Não há nenhuma arte para ensinar os segredos da vida interior; a alma amante os aprende na escola do Espírito Santo; ela os penetra e os experimenta pelo exercício da prece, mais do que por meio de teorias.
Não digais: Eu não sei rezar mentalmente. Dizer isso seria o mesmo que dizer: Eu não sei amar. Rezar é amar, rezar é esperar, é chorar, é desejar, é render graças; rezar é contemplar a Deus em suas infinitas perfeições. Por acaso não sabeis conversar com as pessoas de vossa afeição, mesmo quando se acham ausentes? Ora, Jesus Cristo, nosso amigo do coração, não está ausente; está, ao contrário, presente a todos os que O invocam e particularmente àqueles que sofrem. Para O achardes não é preciso que galgueis até o céu, nem que percorrais os espaços da terra: “Ele reside em vós mesmas e o seu tabernáculo é o vosso coração”. É ai que Ele vos ouve e vos atende, vos fala e vos santifica.
Ditosa é a mulher cristã que, no outono da vida, sente amadurecer dentro de si mesma o fruto imortal que ela tem cultivado com felicidade. As graças exteriores se apagam e a beleza desaparece; e depois, que restará mais, se o coração estiver vazio?
A grande consolação da alma, na hora da morte, é a viva esperança que se justifica na eternidade. A vida interior, se desdobra à proporção que as amarrações terrestres se desatam e a alma comparece perante Deus com os traços de Jesus Cristo. “Meus bem-amados nós somos presentemente os filhos de Deus; mas o que seremos um dia, não se pode ver ainda: Nós sabemos que, quando Ele aparecer, haveremos de ser semelhante a Ele, porque então O veremos tal qual É.” – Diz São João, Epístola cap. IV.

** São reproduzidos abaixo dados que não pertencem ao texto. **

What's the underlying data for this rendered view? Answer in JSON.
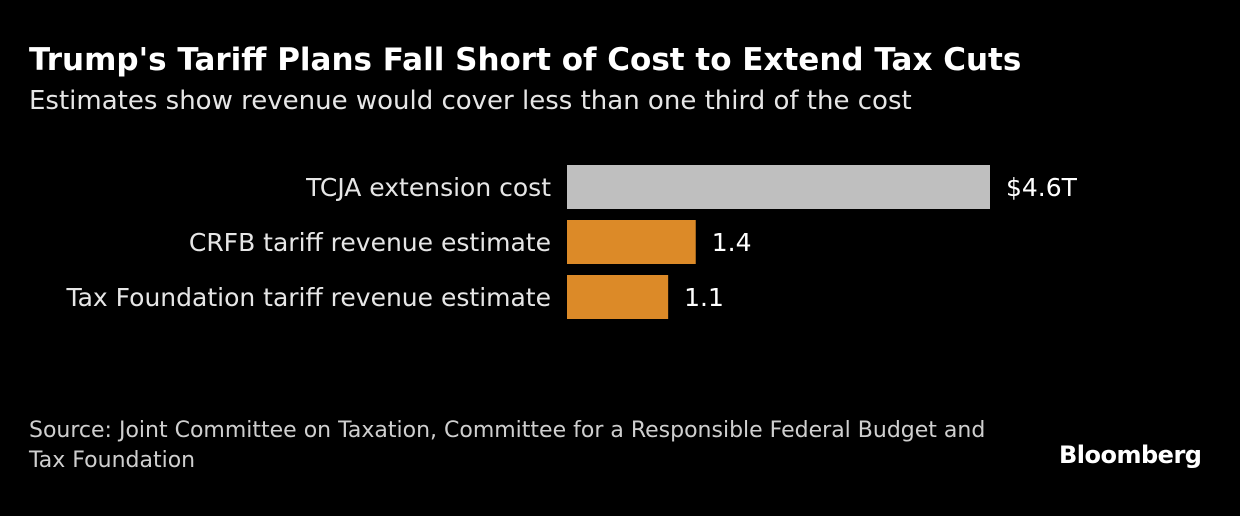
{
  "chart_data": {
    "type": "bar",
    "orientation": "horizontal",
    "title": "Trump's Tariff Plans Fall Short of Cost to Extend Tax Cuts",
    "subtitle": "Estimates show revenue would cover less than one third of the cost",
    "categories": [
      "TCJA extension cost",
      "CRFB tariff revenue estimate",
      "Tax Foundation tariff revenue estimate"
    ],
    "values": [
      4.6,
      1.4,
      1.1
    ],
    "value_labels": [
      "$4.6T",
      "1.4",
      "1.1"
    ],
    "colors": [
      "#bfbfbf",
      "#dc8a28",
      "#dc8a28"
    ],
    "unit": "trillion USD",
    "xlim": [
      0,
      4.6
    ],
    "grid": false
  },
  "footer": {
    "source": "Source: Joint Committee on Taxation, Committee for a Responsible Federal Budget and Tax Foundation",
    "logo": "Bloomberg"
  }
}
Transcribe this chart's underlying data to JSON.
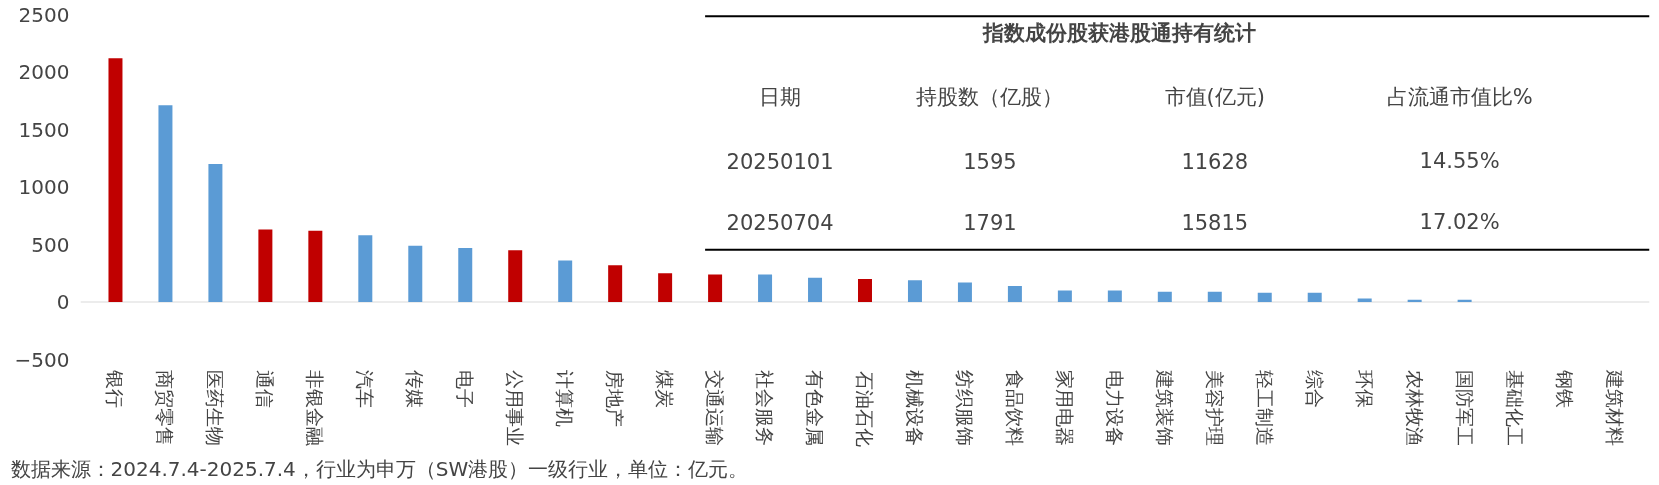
{
  "chart_data": [
    {
      "type": "bar",
      "categories": [
        "银行",
        "商贸零售",
        "医药生物",
        "通信",
        "非银金融",
        "汽车",
        "传媒",
        "电子",
        "公用事业",
        "计算机",
        "房地产",
        "煤炭",
        "交通运输",
        "社会服务",
        "有色金属",
        "石油石化",
        "机械设备",
        "纺织服饰",
        "食品饮料",
        "家用电器",
        "电力设备",
        "建筑装饰",
        "美容护理",
        "轻工制造",
        "综合",
        "环保",
        "农林牧渔",
        "国防军工",
        "基础化工",
        "钢铁",
        "建筑材料"
      ],
      "values": [
        2120,
        1710,
        1200,
        630,
        620,
        580,
        490,
        470,
        450,
        360,
        320,
        250,
        240,
        240,
        210,
        200,
        190,
        170,
        140,
        100,
        100,
        90,
        90,
        80,
        80,
        30,
        20,
        20,
        0,
        0,
        0
      ],
      "colors": [
        "#c00000",
        "#5b9bd5",
        "#5b9bd5",
        "#c00000",
        "#c00000",
        "#5b9bd5",
        "#5b9bd5",
        "#5b9bd5",
        "#c00000",
        "#5b9bd5",
        "#c00000",
        "#c00000",
        "#c00000",
        "#5b9bd5",
        "#5b9bd5",
        "#c00000",
        "#5b9bd5",
        "#5b9bd5",
        "#5b9bd5",
        "#5b9bd5",
        "#5b9bd5",
        "#5b9bd5",
        "#5b9bd5",
        "#5b9bd5",
        "#5b9bd5",
        "#5b9bd5",
        "#5b9bd5",
        "#5b9bd5",
        "#5b9bd5",
        "#5b9bd5",
        "#5b9bd5"
      ],
      "ylim": [
        -500,
        2500
      ],
      "yticks": [
        -500,
        0,
        500,
        1000,
        1500,
        2000,
        2500
      ],
      "grid": false,
      "ref_lines": [
        {
          "axis": "y",
          "value": 0,
          "color": "#d9d9d9"
        }
      ],
      "annotations": [
        "数据来源：2024.7.4-2025.7.4，行业为申万（SW港股）一级行业，单位：亿元。"
      ]
    },
    {
      "type": "other",
      "title": "指数成份股获港股通持有统计",
      "annotations": [
        "日期",
        "持股数（亿股）",
        "市值(亿元)",
        "占流通市值比%",
        "20250101",
        "1595",
        "11628",
        "14.55%",
        "20250704",
        "1791",
        "15815",
        "17.02%"
      ]
    }
  ]
}
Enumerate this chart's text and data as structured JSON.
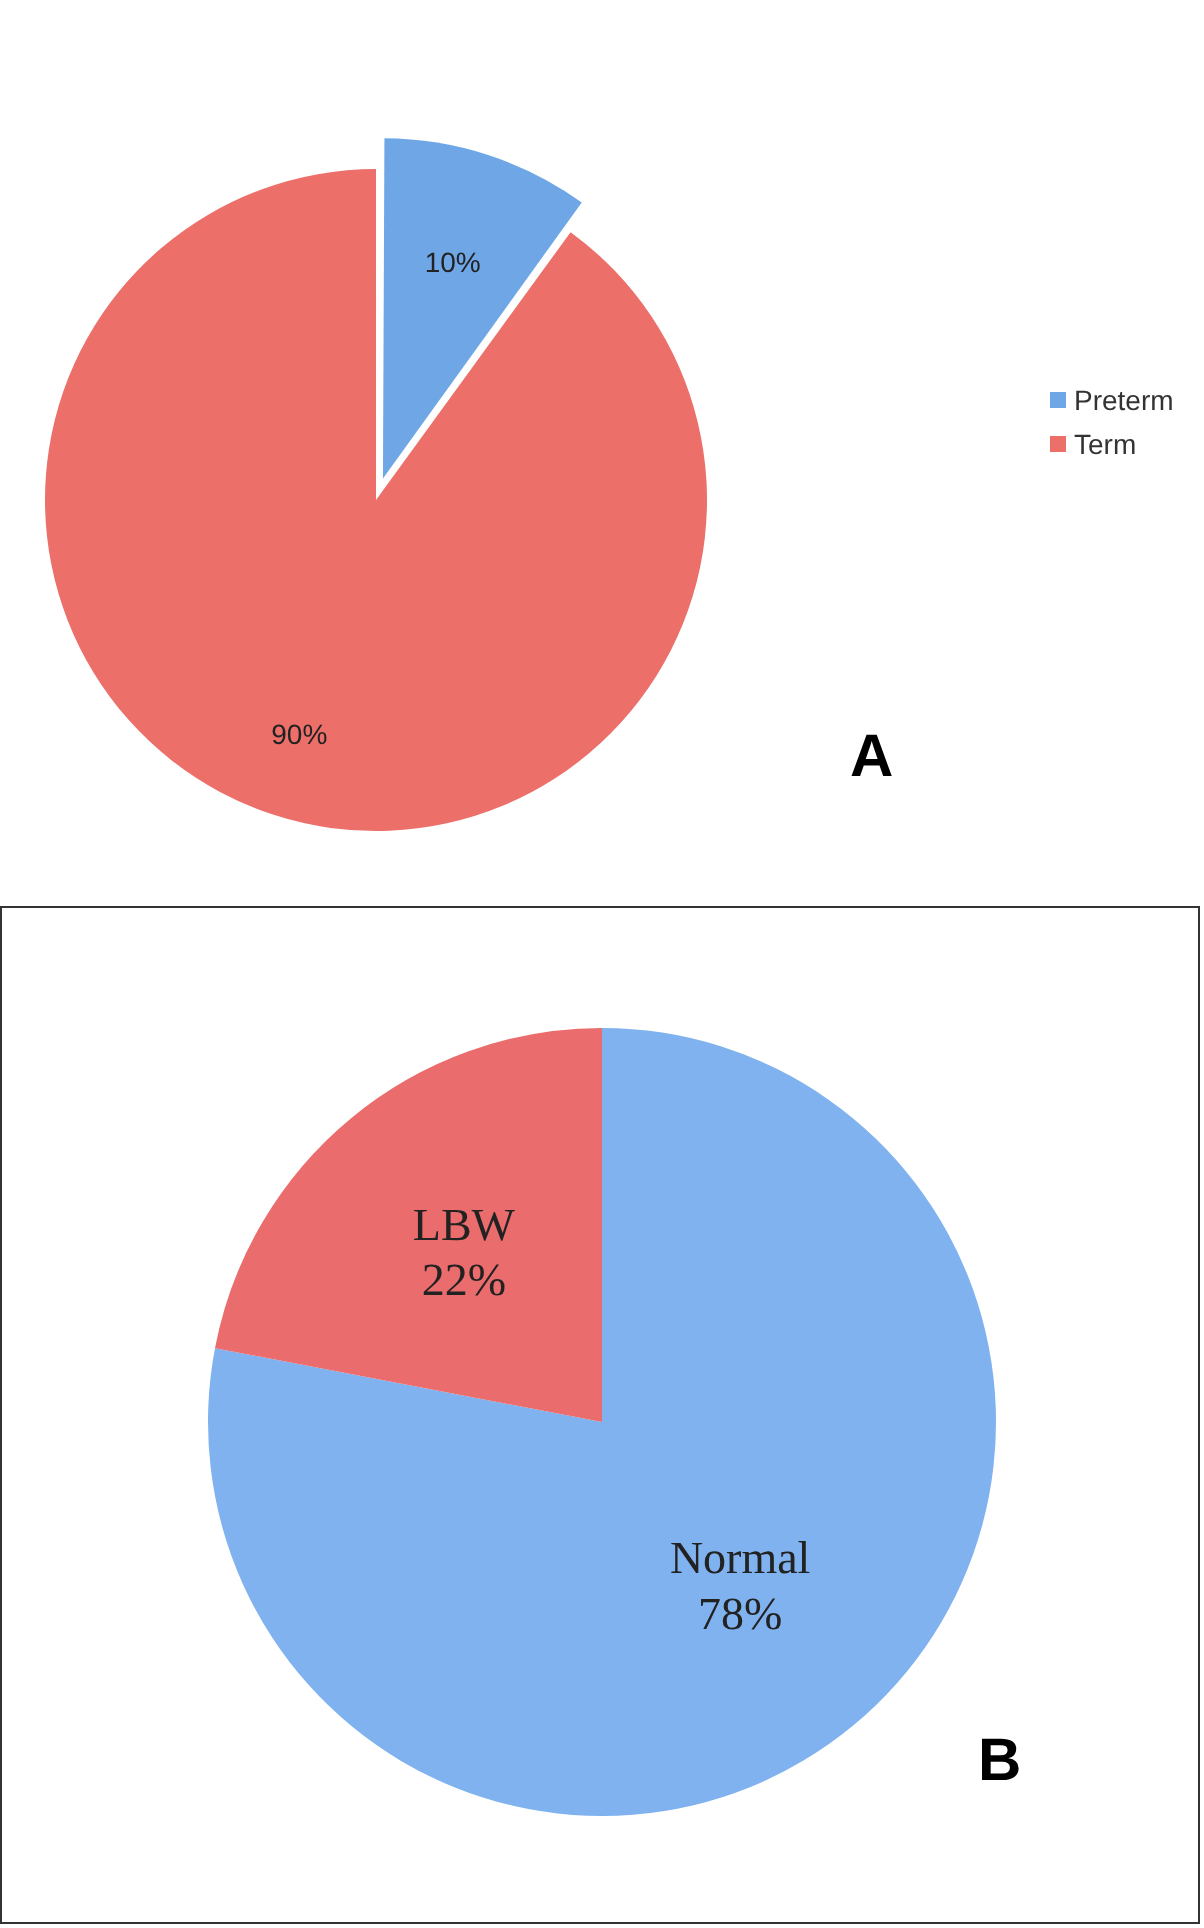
{
  "chart_data": [
    {
      "type": "pie",
      "categories": [
        "Preterm",
        "Term"
      ],
      "values": [
        10,
        90
      ],
      "colors": [
        "#6fa6e6",
        "#ec6f6a"
      ],
      "value_labels": [
        "10%",
        "90%"
      ],
      "legend": "right",
      "annotations": [
        "A"
      ]
    },
    {
      "type": "pie",
      "categories": [
        "Normal",
        "LBW"
      ],
      "values": [
        78,
        22
      ],
      "colors": [
        "#7fb2ee",
        "#ea6c6c"
      ],
      "value_labels": [
        "78%",
        "22%"
      ],
      "annotations": [
        "B"
      ]
    }
  ]
}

Terminemos. Para compreender os castos segredos desta vida de amor, é preciso pô-los em prática. Ora, esta prática exige a comunhão freqüente, juntamente com a prece interior que se exerce pela oração e pela meditação. Consagrai em cada dia um tempo conveniente a este santo exercício. Os momentos para isto não vos faltarão, se os souberdes com prudência escolher.